—Comment les distinguer des vrais? Et si les vrais donnés en preuves ont eux-mêmes besoin de preuves, pourquoi en faire?

Reine intervint, et prêchant comme son maître, dit qu'il fallait obéir.

—La vie est un passage, mais la mort est éternelle!

—Bref ajouta Bouvard, en lampant le Rosolio, les miracles d'autrefois ne sont pas mieux démontrés que les miracles d'aujourd'hui; des raisons analogues défendent ceux des chrétiens et des païens.

Le curé jeta sa fourchette sur la table.—Ceux-là étaient faux, encore un coup!—Pas de miracles en dehors de l'Église!

—Tiens se dit Pécuchet même argument que pour les martyrs: la doctrine s'appuie sur les faits et les faits sur la doctrine.

M. Jeufroy, ayant bu un verre d'eau, reprit:

—Tout en les niant, vous y croyez.
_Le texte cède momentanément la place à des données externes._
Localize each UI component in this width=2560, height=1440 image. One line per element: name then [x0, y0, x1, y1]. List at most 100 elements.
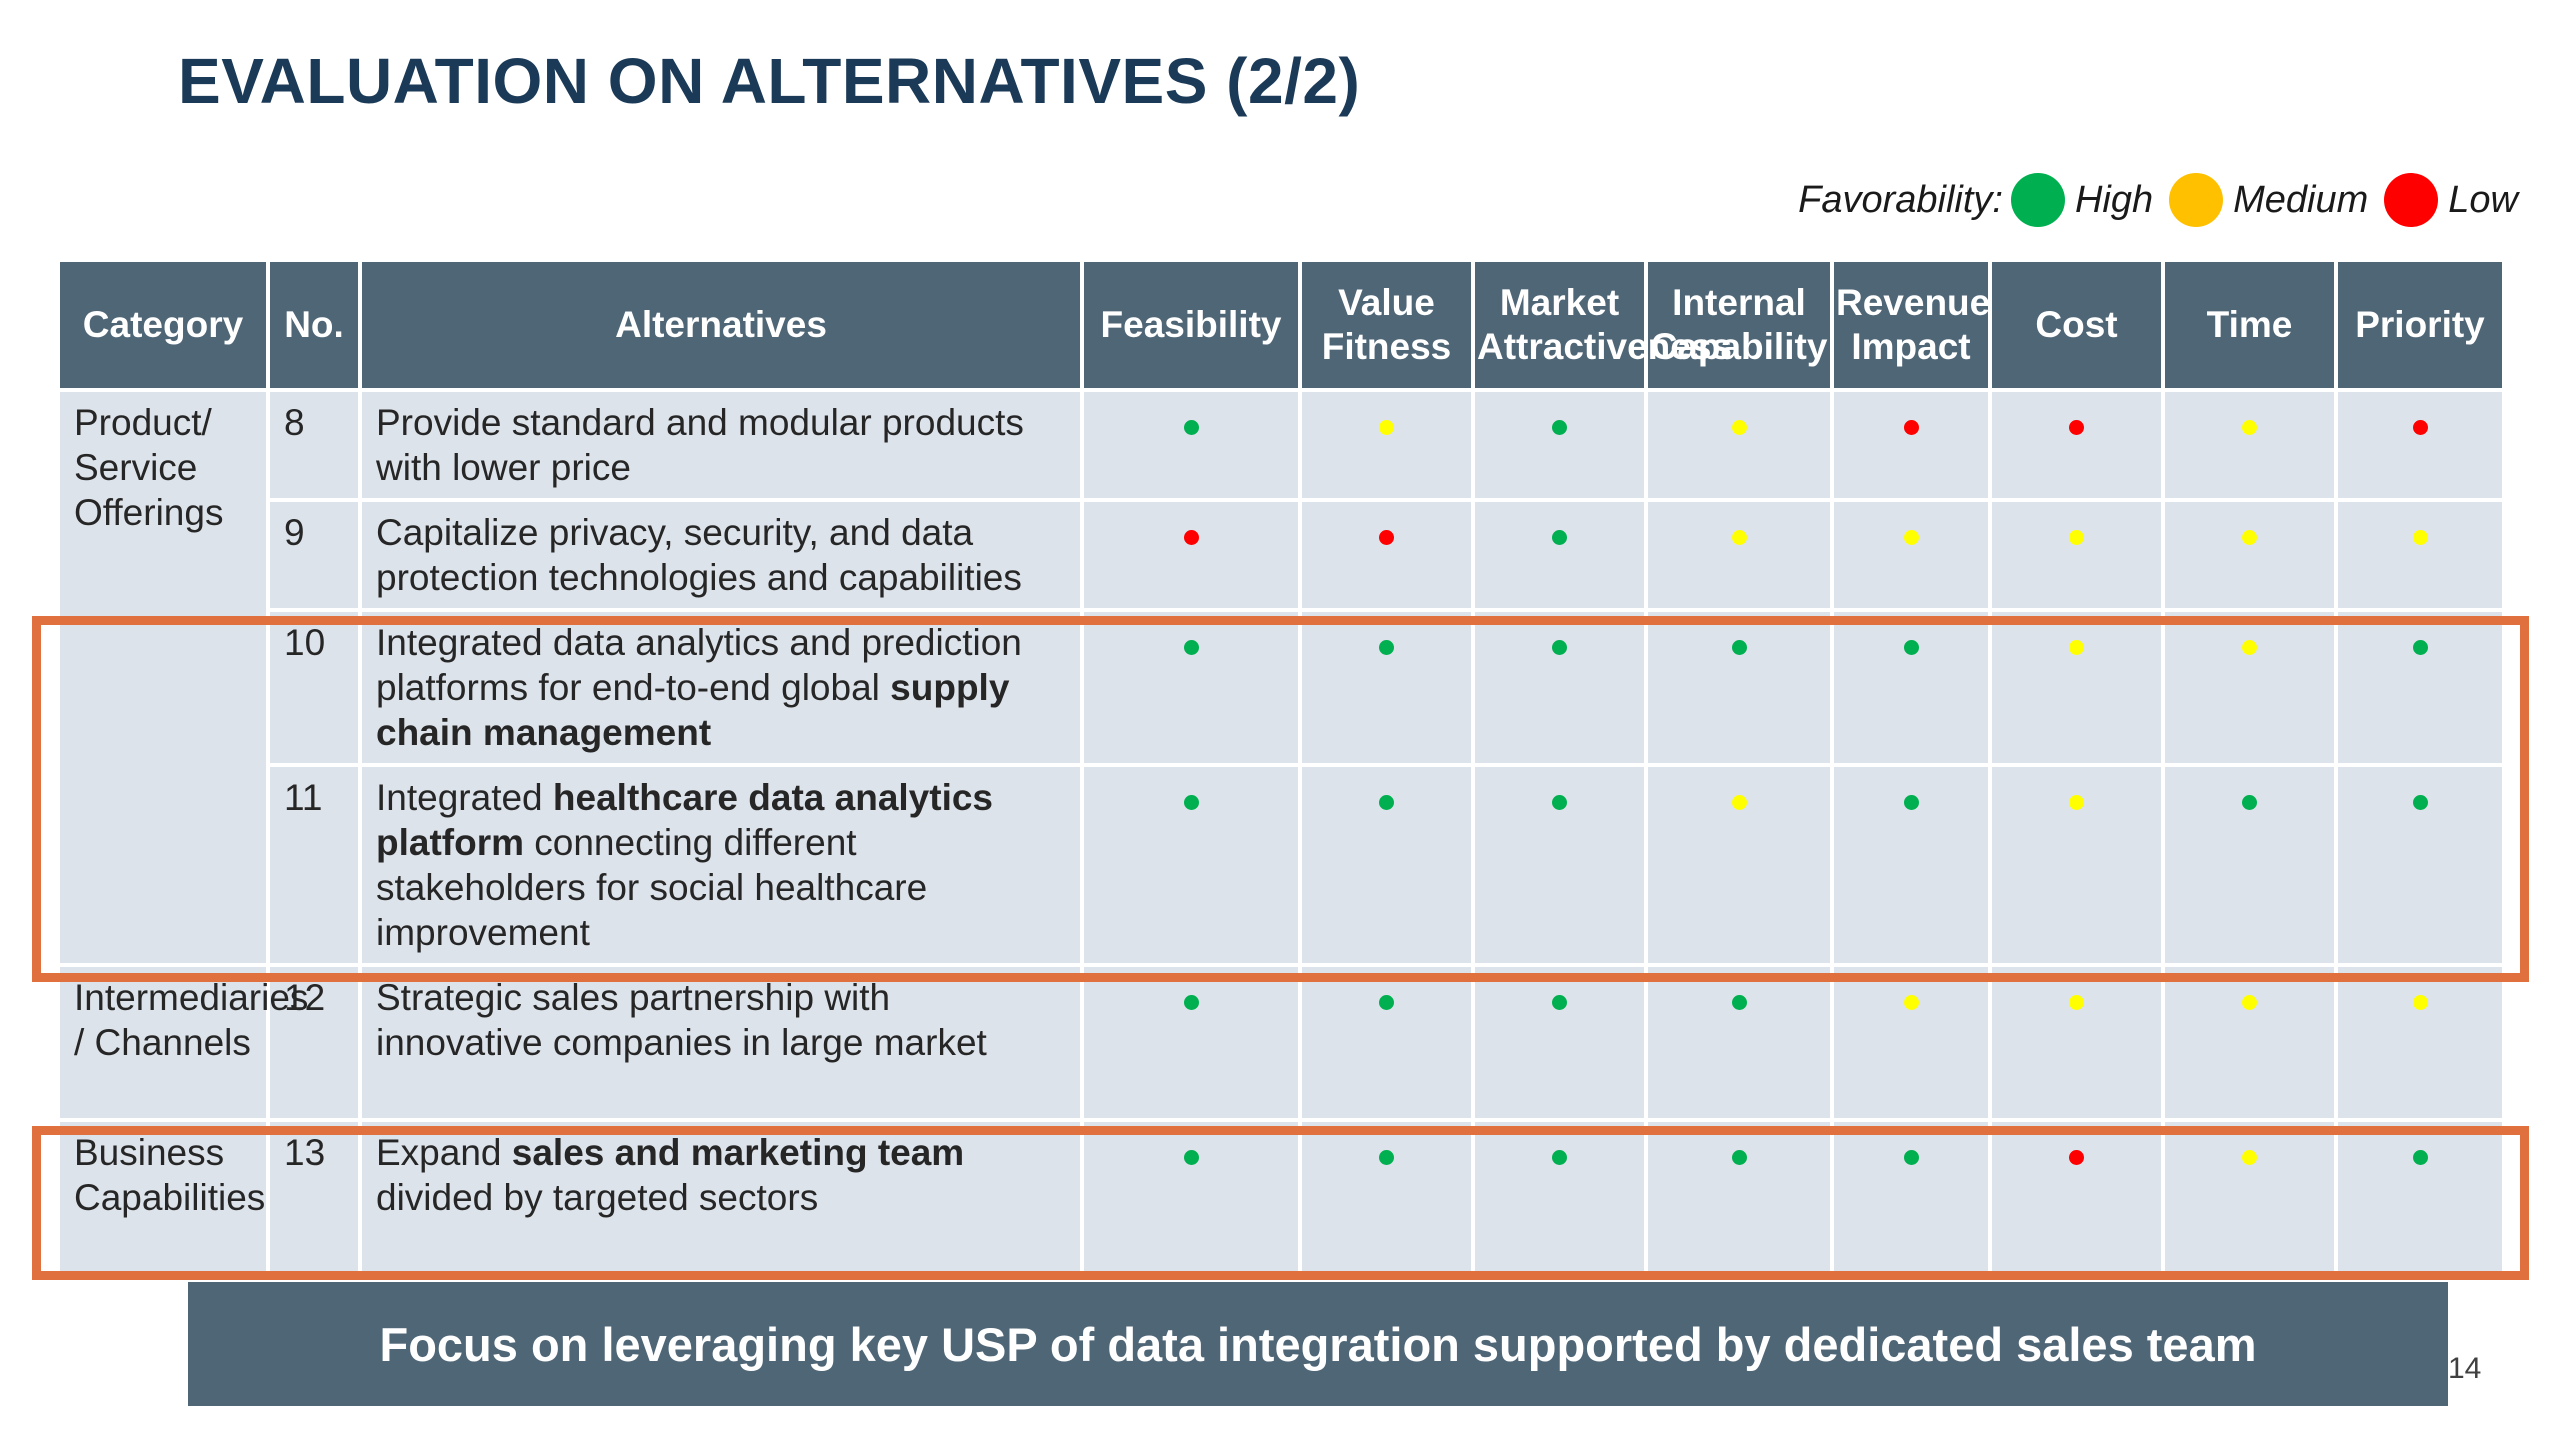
- header-category: Category: [56, 258, 270, 392]
- rating-cell-market-attractiveness: [1471, 498, 1648, 612]
- rating-dot-green: [2412, 795, 2428, 810]
- rating-cell-market-attractiveness: [1471, 388, 1648, 502]
- header-feasibility: Feasibility: [1080, 258, 1302, 392]
- alternative-segment: connecting different stakeholders for so…: [376, 822, 928, 953]
- rating-dot-green: [1379, 1150, 1394, 1165]
- rating-cell-time: [2161, 498, 2338, 612]
- rating-cell-revenue-impact: [1830, 1118, 1992, 1277]
- rating-cell-feasibility: [1080, 1118, 1302, 1277]
- legend-low-label: Low: [2448, 178, 2518, 221]
- rating-dot-yellow: [2412, 530, 2428, 545]
- rating-dot-green: [1379, 995, 1394, 1010]
- rating-dot-green: [1903, 1150, 1919, 1165]
- rating-cell-internal-capability: [1644, 963, 1834, 1122]
- rating-cell-time: [2161, 608, 2338, 767]
- rating-dot-green: [1552, 640, 1567, 655]
- rating-dot-red: [1183, 530, 1199, 545]
- rating-dot-red: [2069, 420, 2084, 435]
- rating-cell-priority: [2334, 763, 2506, 967]
- alternatives-table: Category No. Alternatives Feasibility Va…: [56, 258, 2506, 1277]
- rating-cell-internal-capability: [1644, 763, 1834, 967]
- rating-cell-internal-capability: [1644, 498, 1834, 612]
- rating-dot-green: [1183, 995, 1199, 1010]
- rating-cell-value-fitness: [1298, 963, 1475, 1122]
- rating-cell-market-attractiveness: [1471, 963, 1648, 1122]
- header-no: No.: [266, 258, 362, 392]
- rating-cell-value-fitness: [1298, 763, 1475, 967]
- alternative-text: Integrated data analytics and prediction…: [358, 608, 1084, 767]
- alternative-emphasis: healthcare data analytics platform: [376, 777, 994, 863]
- rating-dot-yellow: [1731, 795, 1747, 810]
- rating-cell-cost: [1988, 608, 2165, 767]
- alternative-text: Integrated healthcare data analytics pla…: [358, 763, 1084, 967]
- rating-dot-green: [1731, 995, 1747, 1010]
- rating-cell-priority: [2334, 963, 2506, 1122]
- category-cell: Product/ Service Offerings: [56, 388, 270, 967]
- alternative-segment: Integrated: [376, 777, 553, 818]
- rating-dot-green: [1552, 530, 1567, 545]
- favorability-legend: Favorability: High Medium Low: [1798, 170, 2526, 230]
- legend-low-dot: [2384, 173, 2439, 227]
- row-number: 13: [266, 1118, 362, 1277]
- rating-cell-internal-capability: [1644, 1118, 1834, 1277]
- rating-dot-green: [2412, 1150, 2428, 1165]
- alternative-segment: Strategic sales partnership with innovat…: [376, 977, 987, 1063]
- rating-cell-internal-capability: [1644, 388, 1834, 502]
- rating-cell-market-attractiveness: [1471, 608, 1648, 767]
- rating-dot-green: [1731, 1150, 1747, 1165]
- alternative-text: Provide standard and modular products wi…: [358, 388, 1084, 502]
- rating-dot-red: [1903, 420, 1919, 435]
- rating-cell-time: [2161, 763, 2338, 967]
- rating-dot-green: [1903, 795, 1919, 810]
- row-number: 9: [266, 498, 362, 612]
- legend-high-label: High: [2074, 178, 2154, 221]
- rating-dot-yellow: [2069, 995, 2084, 1010]
- rating-cell-cost: [1988, 1118, 2165, 1277]
- rating-dot-yellow: [2069, 530, 2084, 545]
- rating-cell-revenue-impact: [1830, 963, 1992, 1122]
- rating-cell-time: [2161, 388, 2338, 502]
- rating-dot-green: [1183, 1150, 1199, 1165]
- header-market-attractiveness: Market Attractiveness: [1471, 258, 1732, 392]
- page-number: 14: [2448, 1352, 2482, 1385]
- header-internal-capability: Internal Capability: [1644, 258, 1834, 392]
- rating-cell-value-fitness: [1298, 1118, 1475, 1277]
- alternative-segment: Expand: [376, 1132, 512, 1173]
- table-row: Product/ Service Offerings 8 Provide sta…: [56, 388, 2506, 967]
- rating-dot-green: [1552, 1150, 1567, 1165]
- alternative-emphasis: supply chain management: [376, 667, 1010, 753]
- rating-cell-revenue-impact: [1830, 388, 1992, 502]
- rating-dot-red: [1379, 530, 1394, 545]
- rating-cell-feasibility: [1080, 388, 1302, 502]
- rating-cell-internal-capability: [1644, 608, 1834, 767]
- rating-dot-yellow: [2069, 795, 2084, 810]
- table-row: 10 Integrated data analytics and predict…: [58, 608, 2506, 767]
- category-cell: Business Capabilities: [56, 1118, 270, 1277]
- alternative-segment: Integrated data analytics and prediction…: [376, 622, 1022, 708]
- rating-cell-feasibility: [1080, 608, 1302, 767]
- rating-dot-yellow: [2242, 420, 2257, 435]
- alternative-segment: divided by targeted sectors: [376, 1177, 819, 1218]
- rating-dot-yellow: [1903, 530, 1919, 545]
- rating-cell-cost: [1988, 763, 2165, 967]
- rating-cell-feasibility: [1080, 963, 1302, 1122]
- legend-label: Favorability:: [1798, 178, 2003, 221]
- table-header-row: Category No. Alternatives Feasibility Va…: [56, 258, 2506, 392]
- rating-cell-priority: [2334, 608, 2506, 767]
- header-value-fitness: Value Fitness: [1298, 258, 1475, 392]
- rating-dot-yellow: [2412, 995, 2428, 1010]
- alternative-text: Capitalize privacy, security, and data p…: [358, 498, 1084, 612]
- rating-cell-priority: [2334, 498, 2506, 612]
- rating-dot-red: [2069, 1150, 2084, 1165]
- rating-cell-value-fitness: [1298, 608, 1475, 767]
- alternative-emphasis: sales and marketing team: [511, 1132, 965, 1173]
- alternative-text: Strategic sales partnership with innovat…: [358, 963, 1084, 1122]
- row-number: 12: [266, 963, 362, 1122]
- alternative-segment: Capitalize privacy, security, and data p…: [376, 512, 1022, 598]
- rating-cell-cost: [1988, 388, 2165, 502]
- row-number: 10: [266, 608, 362, 767]
- rating-dot-green: [2412, 640, 2428, 655]
- rating-cell-value-fitness: [1298, 388, 1475, 502]
- header-cost: Cost: [1988, 258, 2165, 392]
- rating-dot-green: [1379, 795, 1394, 810]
Le monde, que convertissent douze pêcheurs, voilà, il me semble, un beau miracle?

—Pas du tout! Pécuchet en rendait compte d'une autre manière. Le monothéisme vient des Hébreux, la Trinité des Indiens. Le Logos est à Platon, la Vierge-mère à l'Asie.

N'importe! M. Jeufroy tenait au surnaturel, ne voulait que le christianisme pût avoir humainement la moindre raison d'être, bien qu'il en vît chez tous les peuples, des prodromes ou des déformations. L'impiété railleuse du XVIIIe siècle, il l'eût tolérée; mais la critique moderne avec sa politesse, l'exaspérait.